AirBiker is an iOS app and a simple Ardunio sketch. The Arduino reads the real-time airspeed as measured by a compact Pitot tube + airspeed sensor connected to analog input 0, and reports it back to the iOS app using Bluetooth LE. When the pitot tube is carefully mounted on a bicycle (on or near the headtube) such that it's pointed directly forward and will receive an unimpeded air flow as the cyclist moves forward, the measured airspeed, when compared to the groundspeed as measured by the GPS of the iPhone, can be used as a proxy for wind resistance.
- Arduino Uno (it will probably work with other variants, but I've only tested it with the Uno)
- RedBearLab's BLE shield
- Airspeed Pitot tube kit
- Bluetooth LE-capable iOS device (iPhone 4S or later)
On the bench:
Mounted on my bike:
Communications from the iOS app to the Arduino is facilitated by the simple Tx/Rx transport mechanism exposed by RedBearLab's BLE library.

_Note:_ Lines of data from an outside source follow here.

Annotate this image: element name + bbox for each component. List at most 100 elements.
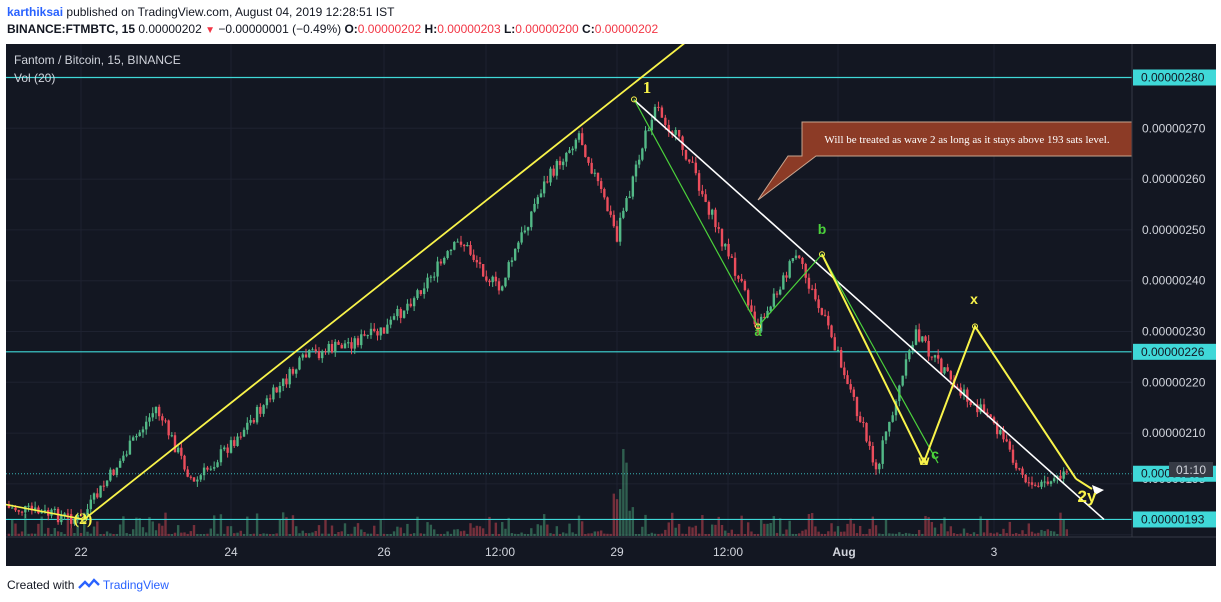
candle-body [881, 440, 884, 464]
volume-bar [76, 525, 79, 536]
volume-bar [517, 534, 520, 536]
volume-bar [446, 531, 449, 536]
volume-bar [814, 526, 817, 536]
candle-body [677, 129, 681, 137]
volume-bar [439, 533, 443, 536]
candle-body [520, 232, 523, 243]
candle-body [740, 278, 743, 282]
volume-bar [131, 529, 135, 536]
tradingview-brand[interactable]: TradingView [102, 578, 169, 592]
candle-body [446, 251, 449, 258]
candle-body [1059, 475, 1062, 479]
candle-body [513, 248, 517, 261]
volume-bar [1021, 530, 1024, 536]
volume-bar [766, 523, 769, 536]
volume-bar [788, 520, 791, 536]
candle-body [202, 467, 206, 476]
candle-body [574, 139, 578, 149]
volume-bar [1014, 532, 1018, 536]
candle-body [1049, 481, 1053, 484]
trendline-lead [6, 503, 85, 521]
volume-bar [327, 533, 330, 536]
time-axis[interactable]: 22 24 26 12:00 29 12:00 Aug 3 [74, 545, 997, 559]
candle-body [485, 276, 488, 281]
volume-bar [1011, 533, 1015, 536]
time-tick: 26 [377, 545, 391, 559]
price-axis[interactable]: 0.00000270 0.00000260 0.00000250 0.00000240… [1133, 69, 1216, 529]
candle-body [278, 385, 282, 393]
candle-body [199, 475, 202, 480]
candle-body [986, 412, 989, 415]
volume-bar [186, 533, 189, 536]
price-chart[interactable]: 1 (2) a b cw x 2y Will be treated as wave 2 as… [6, 44, 1216, 566]
volume-bar [1040, 529, 1043, 536]
candle-body [396, 309, 399, 317]
volume-bar [265, 533, 269, 536]
candle-body [145, 421, 148, 430]
volume-bar [128, 533, 132, 536]
candle-body [376, 331, 379, 336]
volume-bar [865, 533, 868, 536]
candle-body [517, 242, 520, 249]
volume-bar [878, 533, 881, 536]
volume-bar [73, 532, 76, 536]
candle-body [549, 168, 552, 183]
wave-label: b [818, 221, 827, 237]
volume-bar [924, 515, 927, 536]
candle-body [275, 387, 278, 393]
volume-bar [353, 526, 356, 536]
volume-bar [874, 525, 878, 536]
volume-bar [520, 532, 523, 536]
candle-body [823, 314, 827, 316]
volume-bar [949, 526, 953, 536]
volume-bar [488, 516, 491, 536]
candle-body [295, 369, 298, 374]
volume-bar [720, 524, 724, 536]
candle-body [901, 375, 904, 386]
candle-body [491, 276, 494, 283]
volume-bar [644, 514, 647, 536]
volume-bar [956, 533, 959, 536]
volume-bar [933, 527, 937, 536]
volume-bar [733, 533, 737, 536]
author-name[interactable]: karthiksai [7, 5, 64, 19]
candle-body [102, 485, 106, 487]
drawings[interactable] [6, 44, 1105, 523]
volume-bar [593, 531, 597, 536]
candle-body [242, 429, 246, 437]
candle-body [20, 511, 24, 513]
trendline-support [83, 44, 685, 521]
volume-bar [219, 514, 223, 536]
candle-body [298, 357, 301, 370]
candle-body [141, 429, 145, 433]
candle-body [291, 368, 295, 374]
candle-body [183, 455, 186, 470]
volume-bar [321, 533, 324, 536]
candle-body [7, 504, 11, 508]
candle-body [599, 181, 603, 190]
volume-bar [288, 533, 291, 536]
volume-bar [622, 449, 625, 536]
candle-body [92, 493, 96, 500]
volume-bar [96, 521, 99, 536]
candle-body [412, 298, 416, 307]
volume-bar [43, 533, 47, 536]
candle-body [878, 463, 881, 470]
volume-bar [671, 512, 674, 536]
volume-bar [20, 531, 24, 536]
candle-body [157, 406, 161, 417]
candle-body [422, 288, 426, 295]
volume-bar [389, 533, 392, 536]
volume-bar [436, 533, 439, 536]
volume-bar [917, 529, 921, 536]
candle-body [720, 228, 724, 247]
candle-body [99, 485, 102, 498]
volume-bar [650, 532, 654, 536]
candle-body [660, 107, 664, 118]
volume-bar [176, 525, 180, 536]
candle-body [43, 510, 47, 512]
volume-bar [183, 532, 186, 536]
volume-bar [587, 533, 590, 536]
candle-body [301, 354, 304, 358]
symbol-label: BINANCE:FTMBTC, 15 [7, 22, 135, 36]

At this point, there is only a single request/response pair that is supported - the iOS app sends a single command byte (0x01), and the Arduino responds with 4 bytes - the estimated airspeed.
Arduino libraries:
- TimerOne_r11
- RBL_BLEShield (modified version to allow configuration of the primary service and characteristic UUIDs)
- Nordic_BLE
Here's two screenshots from the iOS app. The one on the left is the data (I'm going for a bike ride!) capture mode. The total gain, effort speed and effort distance values are not currently populated.

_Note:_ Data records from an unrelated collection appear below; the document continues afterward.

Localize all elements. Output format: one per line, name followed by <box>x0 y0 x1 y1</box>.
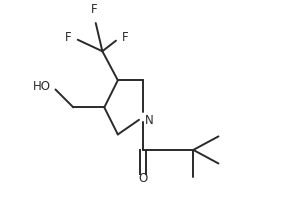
Text: F: F <box>91 3 98 16</box>
Text: O: O <box>138 173 148 185</box>
Text: F: F <box>122 31 129 44</box>
Text: N: N <box>145 114 154 127</box>
Text: HO: HO <box>33 80 51 93</box>
Text: F: F <box>64 31 71 44</box>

The one on the right is the view of a captured ride. On this screen, three colors are used to estimate the wind resistance: high (red), medium (yellow) and low (green). The current simplistic calculation simply compares the measured airspeed to several constants (i.e. does not take the ground speed into account) - based on my observations of what seemed like "high", "medium" and "low" in-your-face headwinds while cycling on flat surfaces in San Francisco. This particular route was captured while riding (mostly) east-to-west from downtown SF, over the Golden Gate bridge and up Hawk Hill. The red part through the Marina district, which is relatively flat, accurately reflects a higher LOE due to the typical westerly winds that are present on that stretch.
The captured raw CSV data (in .biker files) can be extracted from the phone's filesystem using a tool such as iExplorer for further analysis. The fields are:
- time (in seconds since the start of the ride)
- latitude
- longitude
- horizontal accuracy (m)
- altitude (m)
- vertical accuracy
- GPS instantaneous speed (km/h)
- airspeed (km/h)
- GPS distance from the last reading (m)
If you build this thing, you might want to consider changing the primary service and characteristic UUIDs of the BLE shield using Nordic's nRFgo Studio.
Alternatively, with a few simple tweaks to the Arduino sketch, you could use a BLE Mini instead.